Online supporters of President Donald Trump are scattering to smaller social media platforms, fleeing what they say is unfair treatment by Facebook, Twitter and other big tech firms looking to squelch misinformation and threats of violence.
The efforts by those mainstream platforms, prompted by the deadly rampage at the U.S. Capitol on Jan. 6, will likely succeed, according to social media and misinformation experts. But the crackdown could send some of Trump’s fiercest supporters retreating to dark and secret spaces on the internet where conspiracy theories and violent rhetoric run rampant.
“We’re going to see less opportunity to radicalize new people” on mainstream platforms, Kate Starbird, a leading misinformation expert at the University of Washington said Wednesday. “But for those who are already radicalized, or already down the rabbit hole with conspiracy theories, this might not make a difference if the places they go become echo chambers.”

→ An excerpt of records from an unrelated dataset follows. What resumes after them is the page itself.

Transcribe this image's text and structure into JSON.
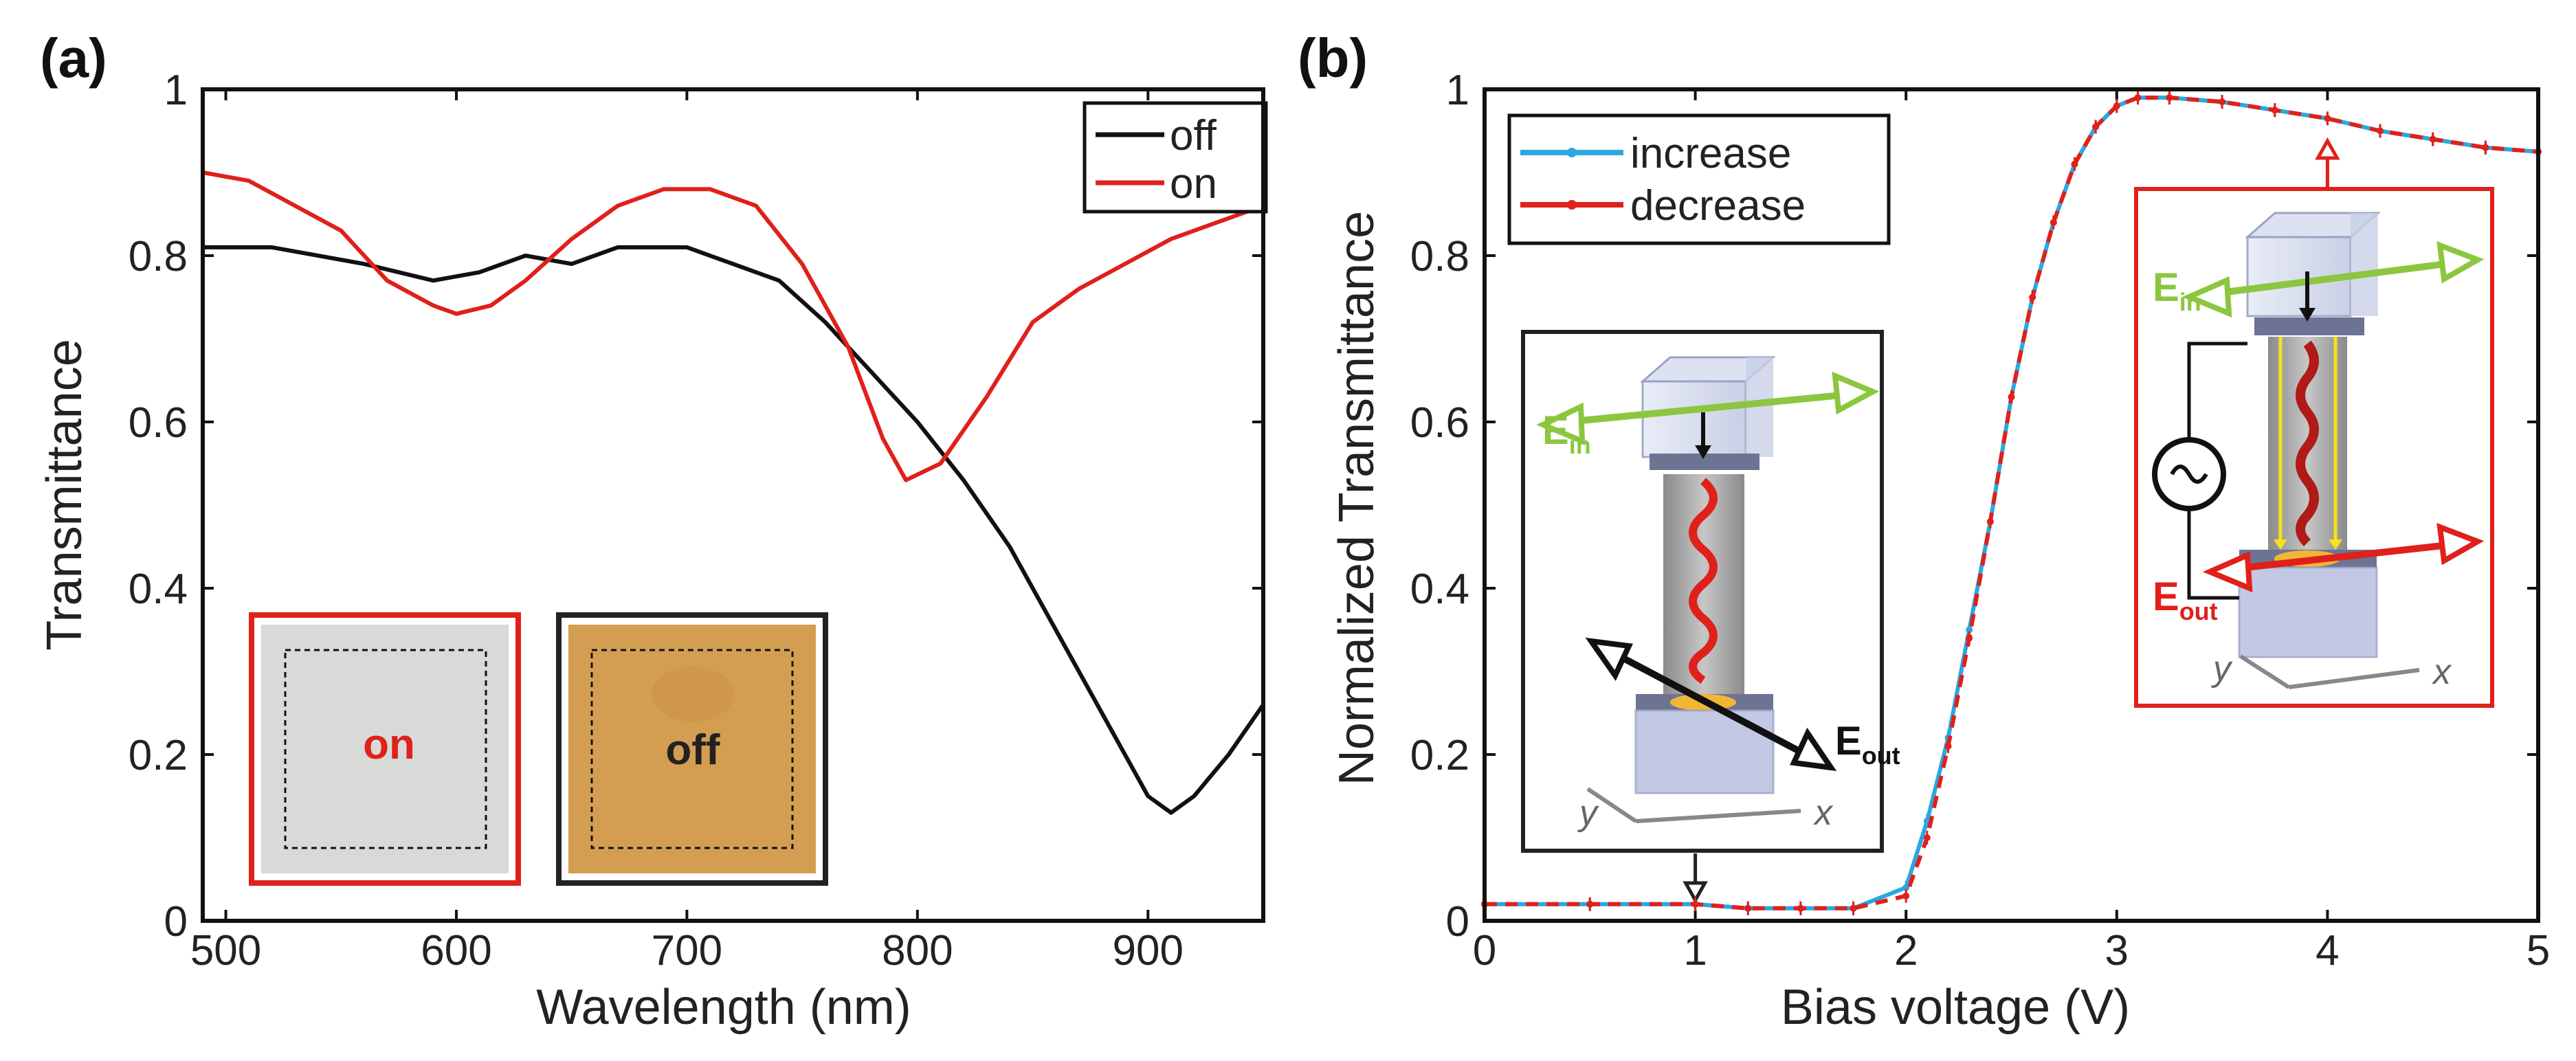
{
  "chart_data": [
    {
      "panel": "(a)",
      "type": "line",
      "xlabel": "Wavelength (nm)",
      "ylabel": "Transmittance",
      "xlim": [
        490,
        950
      ],
      "ylim": [
        0,
        1
      ],
      "xticks": [
        "500",
        "600",
        "700",
        "800",
        "900"
      ],
      "yticks": [
        "0",
        "0.2",
        "0.4",
        "0.6",
        "0.8",
        "1"
      ],
      "legend_position": "top-right",
      "series": [
        {
          "name": "off",
          "color": "#111111",
          "x": [
            490,
            520,
            560,
            590,
            610,
            630,
            650,
            670,
            700,
            720,
            740,
            760,
            780,
            800,
            820,
            840,
            860,
            880,
            900,
            910,
            920,
            935,
            950
          ],
          "y": [
            0.81,
            0.81,
            0.79,
            0.77,
            0.78,
            0.8,
            0.79,
            0.81,
            0.81,
            0.79,
            0.77,
            0.72,
            0.66,
            0.6,
            0.53,
            0.45,
            0.35,
            0.25,
            0.15,
            0.13,
            0.15,
            0.2,
            0.26
          ]
        },
        {
          "name": "on",
          "color": "#e0201b",
          "x": [
            490,
            510,
            530,
            550,
            570,
            590,
            600,
            615,
            630,
            650,
            670,
            690,
            710,
            730,
            750,
            770,
            785,
            795,
            810,
            830,
            850,
            870,
            890,
            910,
            930,
            950
          ],
          "y": [
            0.9,
            0.89,
            0.86,
            0.83,
            0.77,
            0.74,
            0.73,
            0.74,
            0.77,
            0.82,
            0.86,
            0.88,
            0.88,
            0.86,
            0.79,
            0.69,
            0.58,
            0.53,
            0.55,
            0.63,
            0.72,
            0.76,
            0.79,
            0.82,
            0.84,
            0.86
          ]
        }
      ],
      "insets": [
        {
          "label": "on",
          "label_color": "#e0201b",
          "frame_color": "#e0201b",
          "fill": "#d7dad7"
        },
        {
          "label": "off",
          "label_color": "#222222",
          "frame_color": "#222222",
          "fill": "#d49e52"
        }
      ]
    },
    {
      "panel": "(b)",
      "type": "line",
      "xlabel": "Bias voltage (V)",
      "ylabel": "Normalized Transmittance",
      "xlim": [
        0,
        5
      ],
      "ylim": [
        0,
        1
      ],
      "xticks": [
        "0",
        "1",
        "2",
        "3",
        "4",
        "5"
      ],
      "yticks": [
        "0",
        "0.2",
        "0.4",
        "0.6",
        "0.8",
        "1"
      ],
      "legend_position": "top-left",
      "series": [
        {
          "name": "increase",
          "color": "#29a8e0",
          "style": "solid",
          "x": [
            0,
            0.5,
            1,
            1.25,
            1.5,
            1.75,
            2,
            2.1,
            2.2,
            2.3,
            2.4,
            2.5,
            2.6,
            2.7,
            2.8,
            2.9,
            3,
            3.1,
            3.25,
            3.5,
            3.75,
            4,
            4.25,
            4.5,
            4.75,
            5
          ],
          "y": [
            0.02,
            0.02,
            0.02,
            0.015,
            0.015,
            0.015,
            0.04,
            0.12,
            0.22,
            0.35,
            0.48,
            0.63,
            0.75,
            0.84,
            0.91,
            0.955,
            0.98,
            0.99,
            0.99,
            0.985,
            0.975,
            0.965,
            0.95,
            0.94,
            0.93,
            0.925
          ]
        },
        {
          "name": "decrease",
          "color": "#e0201b",
          "style": "dashed",
          "x": [
            0,
            0.5,
            1,
            1.25,
            1.5,
            1.75,
            2,
            2.1,
            2.2,
            2.3,
            2.4,
            2.5,
            2.6,
            2.7,
            2.8,
            2.9,
            3,
            3.1,
            3.25,
            3.5,
            3.75,
            4,
            4.25,
            4.5,
            4.75,
            5
          ],
          "y": [
            0.02,
            0.02,
            0.02,
            0.015,
            0.015,
            0.015,
            0.03,
            0.1,
            0.21,
            0.34,
            0.48,
            0.63,
            0.75,
            0.84,
            0.91,
            0.955,
            0.98,
            0.99,
            0.99,
            0.985,
            0.975,
            0.965,
            0.95,
            0.94,
            0.93,
            0.925
          ]
        }
      ],
      "insets": [
        {
          "E_in_base": "E",
          "E_in_sub": "in",
          "E_out_base": "E",
          "E_out_sub": "out",
          "axis_y": "y",
          "axis_x": "x",
          "frame_color": "#222222",
          "arrow_color": "#222222",
          "points_at_V": 1
        },
        {
          "E_in_base": "E",
          "E_in_sub": "in",
          "E_out_base": "E",
          "E_out_sub": "out",
          "axis_y": "y",
          "axis_x": "x",
          "frame_color": "#e0201b",
          "arrow_color": "#e0201b",
          "points_at_V": 4
        }
      ]
    }
  ]
}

For years, mainstream tech companies had been the target of conservative ire, with complaints that Facebook and Twitter enforce their policies with a political bias. The platforms also have been criticized for allowing harmful conspiracy theories and hate speech to thrive on their sites.

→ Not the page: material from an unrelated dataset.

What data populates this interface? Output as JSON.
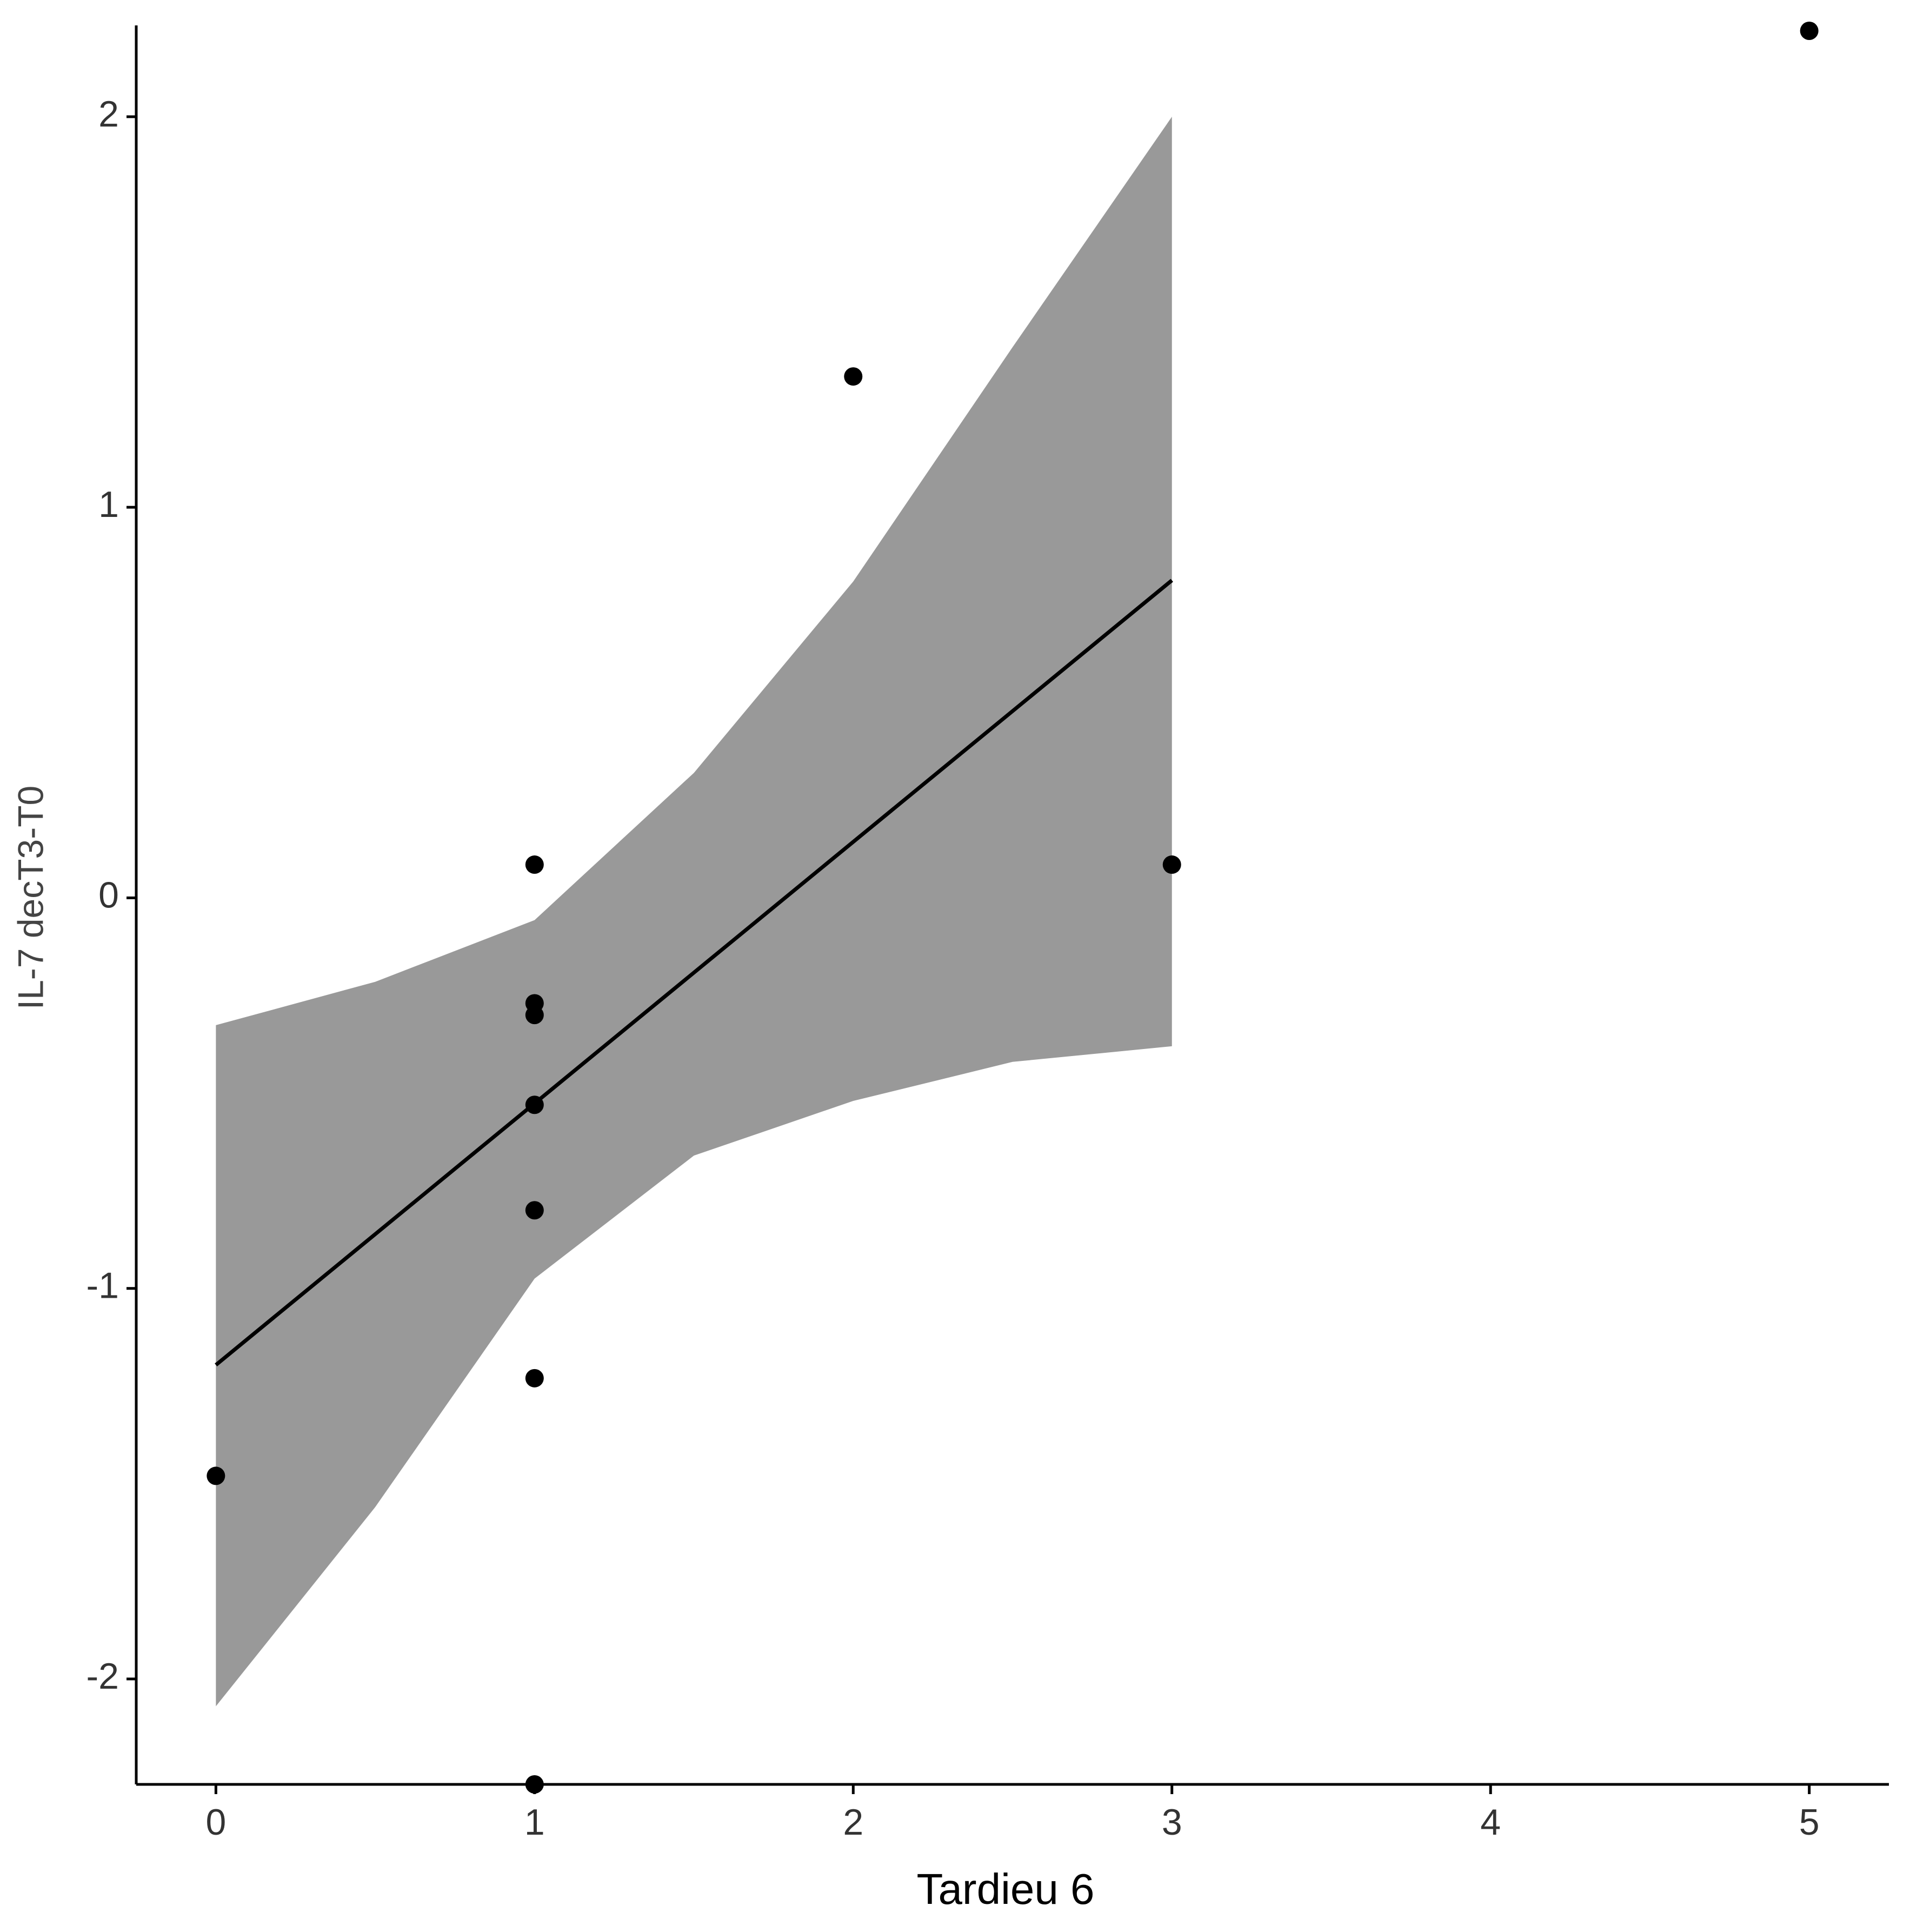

Then came an unprecedented response from the tech companies to the Capitol riot, fueled in part by false and misleading social media posts that undermined faith in the U.S. election. Twitter banned Trump’s account, as well as 70,000 accounts associated with the far-right QAnon conspiracy theory. Facebook and Instagram suspended Trump through the end of his term, and removed posts fraudulently claiming that the U.S. election was stolen. Snapchat also banned Trump, and on Wednesday, YouTube suspended his channel for at least a week.
Some conservative users had briefly found refuge on Parler, only to see the conservative alternative to Facebook go dark Monday when Amazon stopped providing hosting services. Parler sued Amazon over the ban; Amazon responded by arguing the platform’s “unwillingness” to remove posts threatens public safety.

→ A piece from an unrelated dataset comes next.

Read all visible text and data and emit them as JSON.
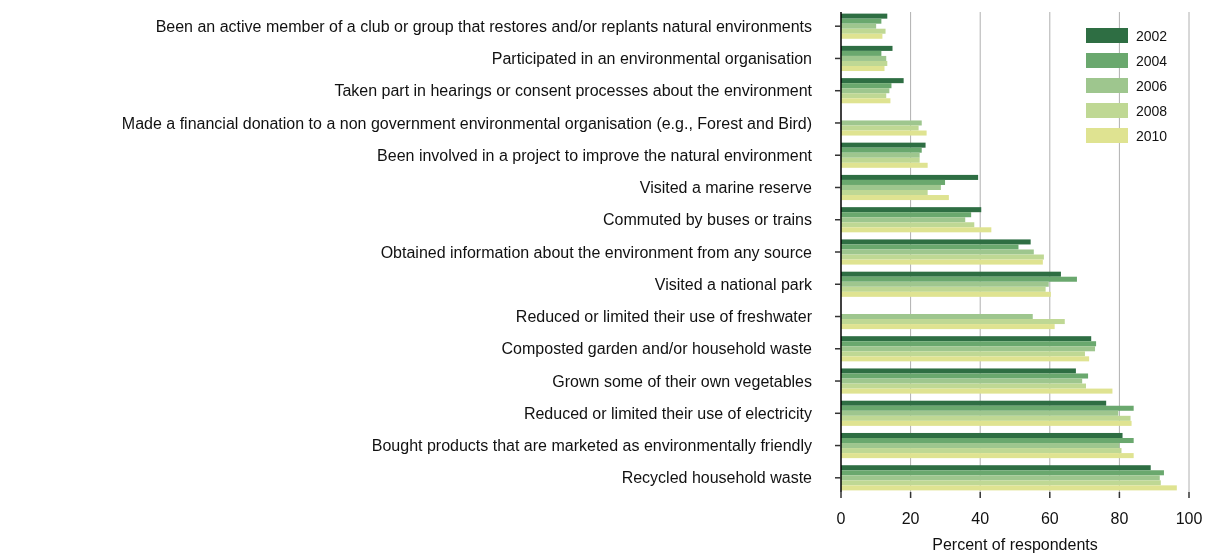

The crackdown prompted many conservative posters to consider more obscure alternative platforms such as Gab, which has marketed itself to Trump supporters. Gab CEO Andrew Torba, who describes himself as a “Christian entrepreneur and American populist,” posted Wednesday that 1.7 million users signed up in the past four days.
“This is where we make our final stand for our sacred birthright bestowed by God and affirmed by our Founding Fathers,” read a comment shared by Torba.